As fadas riem, apresentam-se, e dizem que vivem nas flores que ela viu. A senhora nem quer acreditar, sorri e diz:
- Desculpem tanta pergunta…mas que antipática que eu fui…é que…então eram vocês que falavam, murmuravam e riam?
- Sim! Éramos nós.
- E como é que não vos via?
- Porque estávamos em botão!
- Apareceu o teu marido, ficamos com vergonha, voltamos a enrolar-nos.
Sara ri.
- Áh! Então, não estou louca…!
- Não.
- Claro que não.
- O teu marido é que não nos viu porque nós não quisemos.
- Nem vos ouviu.
- Pois não!
- E porque ele não acredita em nós.
- Pensei que estava a ficar louca, ou a ouvir coisas que não existiam na realidade. Era muito mau sinal.
- Existe…somos nós.
- Mas como é que vieram aqui parar?
- É uma longa história.
- Gostamos deste sítio.
- Sentimos as vossas boas energias.
- E viemos fazer-te companhia.
- O meu marido já me faz companhia.
- Sim, mas sentimos que gostarias de ter mais meninas à tua volta.
- E acertaram. (sorri)
- Podemos ficar aqui?
- Claro que sim.
- Vais poder assistir aos nossos ensaios.
- Ensaios…?
- Sim, de danças.
- Áh…adoro danças.
- Boa…até podes dançar connosco.
- Está bem. Se eu souber…mas…e o meu marido?
- Deixa o teu marido…
- Ele vai achar que avariei de vez!
As fadas riem.
- Aproveita para te divertires…não te preocupes com o que o teu marido pensa…desde que isso te faça feliz.
- Acredito que sim.
- Vê lá.
Umas fadas vão buscar os seus instrumentos às flores, e começam a tocar. As outras dançam com os grande vestidos a rodar, que se encaixam uns nos outros, cruzam e foram um lindo espetáculo de cores, quando se abraçam e rodopiam, entrançam os cabelos umas nas outras, sempre com um sorriso.

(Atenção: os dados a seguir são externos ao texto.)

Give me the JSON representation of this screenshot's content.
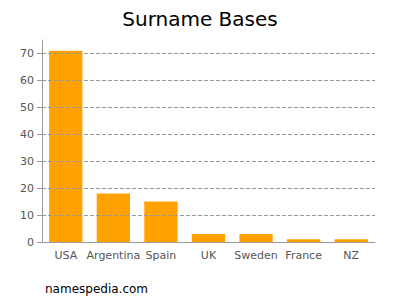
{
  "chart_data": {
    "type": "bar",
    "title": "Surname Bases",
    "categories": [
      "USA",
      "Argentina",
      "Spain",
      "UK",
      "Sweden",
      "France",
      "NZ"
    ],
    "values": [
      71,
      18,
      15,
      3,
      3,
      1,
      1
    ],
    "color": "#ffa200",
    "ylim": [
      0,
      75
    ],
    "yticks": [
      0,
      10,
      20,
      30,
      40,
      50,
      60,
      70
    ],
    "grid": true,
    "footer": "namespedia.com"
  }
}
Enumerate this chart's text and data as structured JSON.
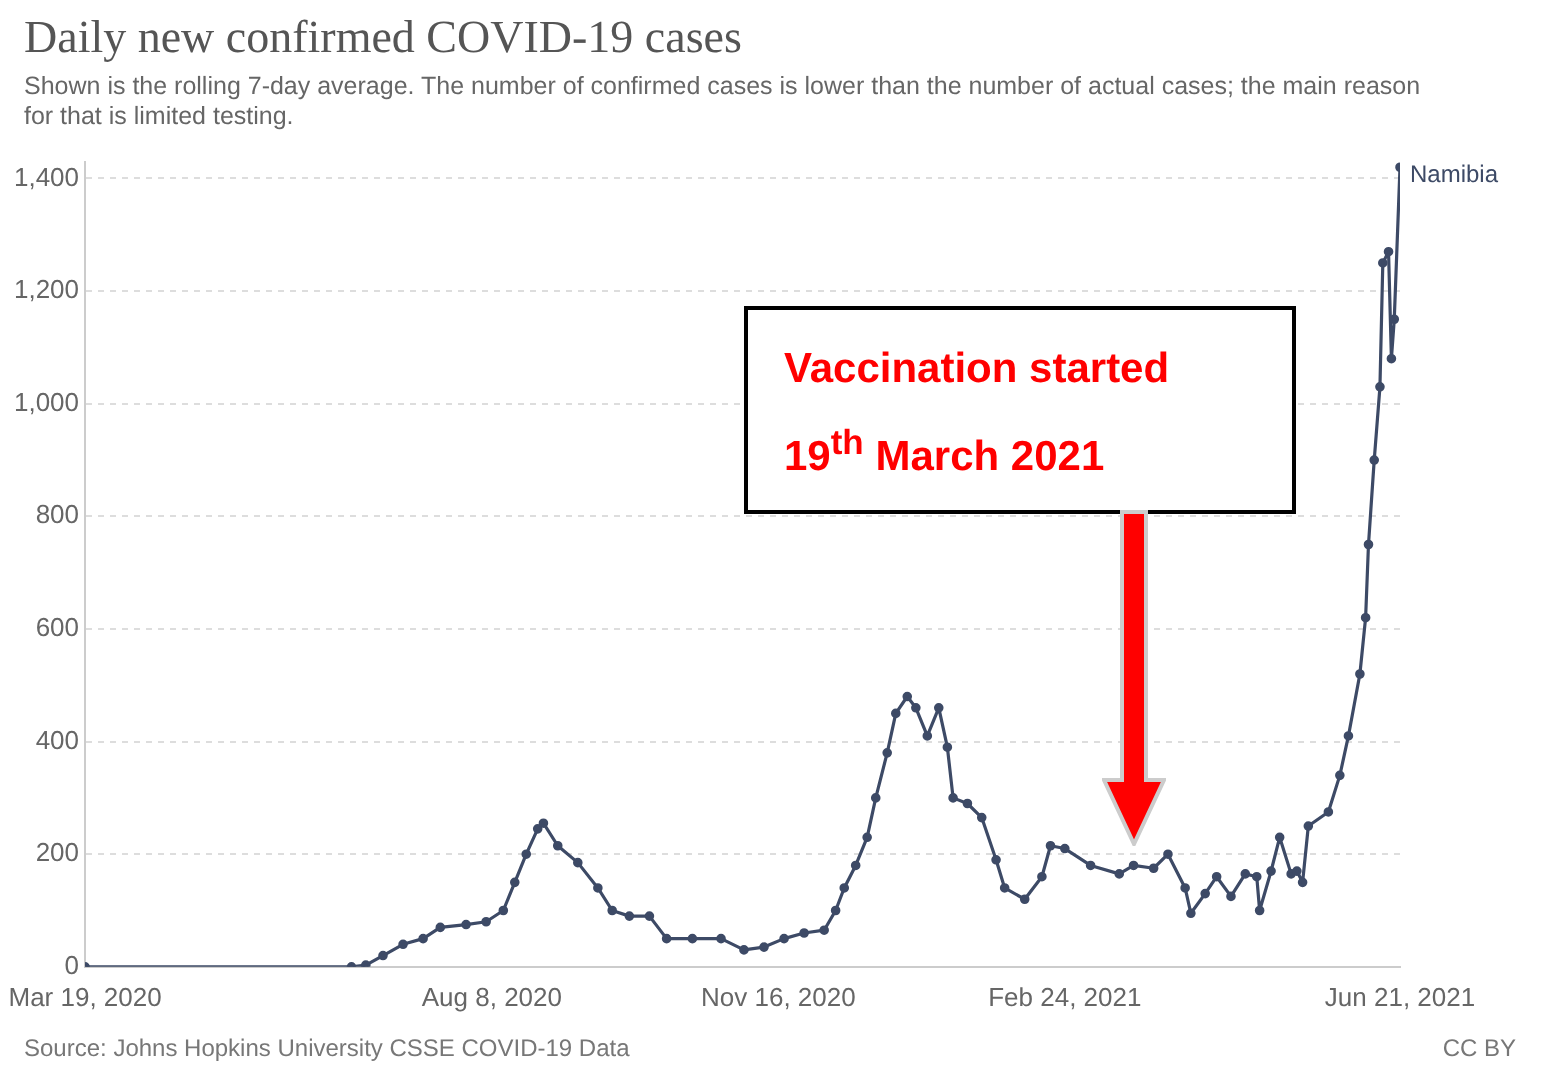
{
  "chart_data": {
    "type": "line",
    "title": "Daily new confirmed COVID-19 cases",
    "subtitle": "Shown is the rolling 7-day average. The number of confirmed cases is lower than the number of actual cases; the main reason for that is limited testing.",
    "annotations": [
      "Source: Johns Hopkins University CSSE COVID-19 Data",
      "CC BY",
      "Vaccination started 19$^{th}$ March 2021"
    ],
    "series": [
      {
        "name": "Namibia",
        "color": "#3d4a66",
        "x": [
          "2020-03-19",
          "2020-06-20",
          "2020-06-25",
          "2020-07-01",
          "2020-07-08",
          "2020-07-15",
          "2020-07-21",
          "2020-07-30",
          "2020-08-06",
          "2020-08-12",
          "2020-08-16",
          "2020-08-20",
          "2020-08-24",
          "2020-08-26",
          "2020-08-31",
          "2020-09-07",
          "2020-09-14",
          "2020-09-19",
          "2020-09-25",
          "2020-10-02",
          "2020-10-08",
          "2020-10-17",
          "2020-10-27",
          "2020-11-04",
          "2020-11-11",
          "2020-11-18",
          "2020-11-25",
          "2020-12-02",
          "2020-12-06",
          "2020-12-09",
          "2020-12-13",
          "2020-12-17",
          "2020-12-20",
          "2020-12-24",
          "2020-12-27",
          "2020-12-31",
          "2021-01-03",
          "2021-01-07",
          "2021-01-11",
          "2021-01-14",
          "2021-01-16",
          "2021-01-21",
          "2021-01-26",
          "2021-01-31",
          "2021-02-03",
          "2021-02-10",
          "2021-02-16",
          "2021-02-19",
          "2021-02-24",
          "2021-03-05",
          "2021-03-15",
          "2021-03-20",
          "2021-03-27",
          "2021-04-01",
          "2021-04-07",
          "2021-04-09",
          "2021-04-14",
          "2021-04-18",
          "2021-04-23",
          "2021-04-28",
          "2021-05-02",
          "2021-05-03",
          "2021-05-07",
          "2021-05-10",
          "2021-05-14",
          "2021-05-16",
          "2021-05-18",
          "2021-05-20",
          "2021-05-27",
          "2021-05-31",
          "2021-06-03",
          "2021-06-07",
          "2021-06-09",
          "2021-06-10",
          "2021-06-12",
          "2021-06-14",
          "2021-06-15",
          "2021-06-17",
          "2021-06-18",
          "2021-06-19",
          "2021-06-21"
        ],
        "values": [
          0,
          0,
          3,
          20,
          40,
          50,
          70,
          75,
          80,
          100,
          150,
          200,
          245,
          255,
          215,
          185,
          140,
          100,
          90,
          90,
          50,
          50,
          50,
          30,
          35,
          50,
          60,
          65,
          100,
          140,
          180,
          230,
          300,
          380,
          450,
          480,
          460,
          410,
          460,
          390,
          300,
          290,
          265,
          190,
          140,
          120,
          160,
          215,
          210,
          180,
          165,
          180,
          175,
          200,
          140,
          95,
          130,
          160,
          125,
          165,
          160,
          100,
          170,
          230,
          165,
          170,
          150,
          250,
          275,
          340,
          410,
          520,
          620,
          750,
          900,
          1030,
          1250,
          1270,
          1080,
          1150,
          1420
        ]
      }
    ],
    "xlim": [
      "2020-03-19",
      "2021-06-21"
    ],
    "xticks": [
      {
        "value": "2020-03-19",
        "label": "Mar 19, 2020"
      },
      {
        "value": "2020-08-08",
        "label": "Aug 8, 2020"
      },
      {
        "value": "2020-11-16",
        "label": "Nov 16, 2020"
      },
      {
        "value": "2021-02-24",
        "label": "Feb 24, 2021"
      },
      {
        "value": "2021-06-21",
        "label": "Jun 21, 2021"
      }
    ],
    "ylim": [
      0,
      1430
    ],
    "yticks": [
      {
        "value": 0,
        "label": "0"
      },
      {
        "value": 200,
        "label": "200"
      },
      {
        "value": 400,
        "label": "400"
      },
      {
        "value": 600,
        "label": "600"
      },
      {
        "value": 800,
        "label": "800"
      },
      {
        "value": 1000,
        "label": "1,000"
      },
      {
        "value": 1200,
        "label": "1,200"
      },
      {
        "value": 1400,
        "label": "1,400"
      }
    ],
    "grid": "y",
    "legend": false,
    "marker": "circle",
    "line_style": "solid"
  }
}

Às vezes rodam tão rápido que só se vêem riscos de cores, a passar como se fossem estrelas cadentes, e voltam a subir, descem. A Sara fica encantada, e quando as fadas mudam a música, Sara acompanha-as como se fosse outra vez criança. Isso fê-la sentir-se tão feliz, e cheia de energia, riu, saltou, mexeu-se, tanto como elas.
O marido apreciava-a da janela, preocupado mas ao mesmo tempo ria-se. Ele não via as fadas. Quando vai ter com Sara, viu que ela estava rodeada de encantadoras mulheres, e rapidamente elas voltaram a enrolar-se sobre elas próprias e a esconder-se nas flores.
- Estás feliz…! – Comenta Pedro
- Sim. Parece que renasci! – Diz Sara com um enorme sorriso
- Dá para ver. Que linda que estás…sempre foste, mas estás mais agora.
- Estou ótima.
- Eu sei…sempre foste ótima.
- Estas flores são especiais.
- Eu acho que vi alguma coisa…
- Viste! E eu tinha razão. Não estava louca, nem a ouvir vozes… era tudo verdade, tanto que agora dancei com elas.
- Com quem?
- Meninas…
E cada flor volta a desenrolar-se, e aparecer como fada, com os seus lindos vestidos.
- Olá! – Dizem todas
Pedro solta uma longa exclamação:
- Ááááááááááhhhhhhhh….com todo o respeito pela minha esposa… que lindas mulheres! De onde vieram?
- São aquelas flores que apareceram de novo!
- O quê?
- Isso mesmo!
- E foi com elas que dancei agora.
- Mas que lindas…
E as fadas dançam outra vez para eles. A partir desse dia, tornaram-se uma verdadeira família. Sempre que não atuavam, as flores enrolavam-se sobre si próprias, e repousavam nos pés, descansavam, conversavam com a senhora, riam, e quando queriam, saiam das flores, e andavam pelo quintal, livres, ajudavam Sara e Pedro a plantar, a regar e a colher os alimentos, e frutos. Eram as deusas de Pedro e Sara, como se fossem filhas.